Underhanded, but so very clever. More evidence that mushrooms, while delectable, cannot be trusted.

milkshake said...

Not so: One only has to be very conservative when hunting for wild mushrooms.

These were the things I lerned as a little kid from my grandparents and parents: Pick only those mushrooms of which you are absolutely certain you know. Dont be greedy - forgo even delicius kinds that are easy to mistake with the poisonous kinds. Be extra viginalnt with white leafy mushrooms and light-green leafy ones - those can be mistaken with deadcap amanitas ("angel of death"). If you are a novice you must stick only with boletes spongy mushroom and bright orange chanterrrels, etc - there are actually unpleasant bolete kinds too (with striking red sponge under the cap so you may recognise them easily) but those will not kill you should you make the error of eating them.
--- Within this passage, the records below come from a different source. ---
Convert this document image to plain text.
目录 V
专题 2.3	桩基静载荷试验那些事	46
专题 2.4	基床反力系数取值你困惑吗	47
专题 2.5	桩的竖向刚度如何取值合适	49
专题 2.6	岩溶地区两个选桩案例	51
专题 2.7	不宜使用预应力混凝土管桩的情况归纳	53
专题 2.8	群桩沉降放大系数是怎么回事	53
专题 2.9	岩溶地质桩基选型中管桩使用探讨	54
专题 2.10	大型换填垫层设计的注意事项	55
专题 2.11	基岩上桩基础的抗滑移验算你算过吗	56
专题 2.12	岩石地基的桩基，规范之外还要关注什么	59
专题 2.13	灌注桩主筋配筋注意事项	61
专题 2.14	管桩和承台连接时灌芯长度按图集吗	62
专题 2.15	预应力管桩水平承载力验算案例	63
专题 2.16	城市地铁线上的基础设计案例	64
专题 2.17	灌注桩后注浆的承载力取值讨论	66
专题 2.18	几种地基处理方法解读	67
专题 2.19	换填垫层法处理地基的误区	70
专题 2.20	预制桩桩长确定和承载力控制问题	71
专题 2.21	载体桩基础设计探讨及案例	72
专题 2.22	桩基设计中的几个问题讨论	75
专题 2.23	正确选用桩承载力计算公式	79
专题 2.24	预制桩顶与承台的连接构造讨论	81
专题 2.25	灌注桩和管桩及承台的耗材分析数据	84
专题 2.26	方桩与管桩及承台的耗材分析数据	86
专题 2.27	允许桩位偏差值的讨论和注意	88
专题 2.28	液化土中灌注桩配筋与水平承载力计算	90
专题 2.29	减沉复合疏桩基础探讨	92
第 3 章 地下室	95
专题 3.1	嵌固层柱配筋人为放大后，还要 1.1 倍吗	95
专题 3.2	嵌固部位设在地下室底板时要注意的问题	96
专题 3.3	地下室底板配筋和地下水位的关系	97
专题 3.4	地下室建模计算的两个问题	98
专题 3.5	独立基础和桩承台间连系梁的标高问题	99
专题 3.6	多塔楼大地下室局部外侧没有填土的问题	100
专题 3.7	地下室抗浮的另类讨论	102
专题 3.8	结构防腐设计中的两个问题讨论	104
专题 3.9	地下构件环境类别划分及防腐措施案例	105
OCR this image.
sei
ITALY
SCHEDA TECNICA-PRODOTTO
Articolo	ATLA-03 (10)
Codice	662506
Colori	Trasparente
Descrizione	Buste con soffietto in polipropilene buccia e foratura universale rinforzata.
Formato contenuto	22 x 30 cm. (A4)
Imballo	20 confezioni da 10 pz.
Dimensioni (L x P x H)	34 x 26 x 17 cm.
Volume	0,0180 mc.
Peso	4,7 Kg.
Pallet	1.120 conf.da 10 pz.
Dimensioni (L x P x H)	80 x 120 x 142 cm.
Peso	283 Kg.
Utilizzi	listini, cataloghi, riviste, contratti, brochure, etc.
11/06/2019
Avoid moldy mushrooms, cut out the parts with maggot holes, throw away those that are heavily infested (common sense!). Clean and cut the mushroom as soon as you bring them home. Dont put fresh mushroom in air-proof cotainers like a plastic bag, they sweat, heat up and spoil promptly and spoiled mushrooms can make you sick. Never eat mushrooms raw. If you have an excess, you may freeze your mushrooms cooked (with butter and salt), or pickle them, or dry them - but raw one will spoil within days even in the freezer.

Also older people should not eat massive quantities of mushrooms (like several pounds that you get when lucky in the hight of the picking seasons) because mushrooms digest realtively slowly. Also mushrooms are best in the medley - different kinds of mushroom combined will deliciously with meat and vegies, enhancing the savory taste of other foods but on their own they are not very mutritious or awesome as when you combine them with other foodstuff.

C.D. Clements said...

I saw on Discovery Channel yesterday that Grocery Store mushrooms are grown on horse crap and wet straw.

The black stuff which comes on your mushrooms is apparently not entirely plain old dirt.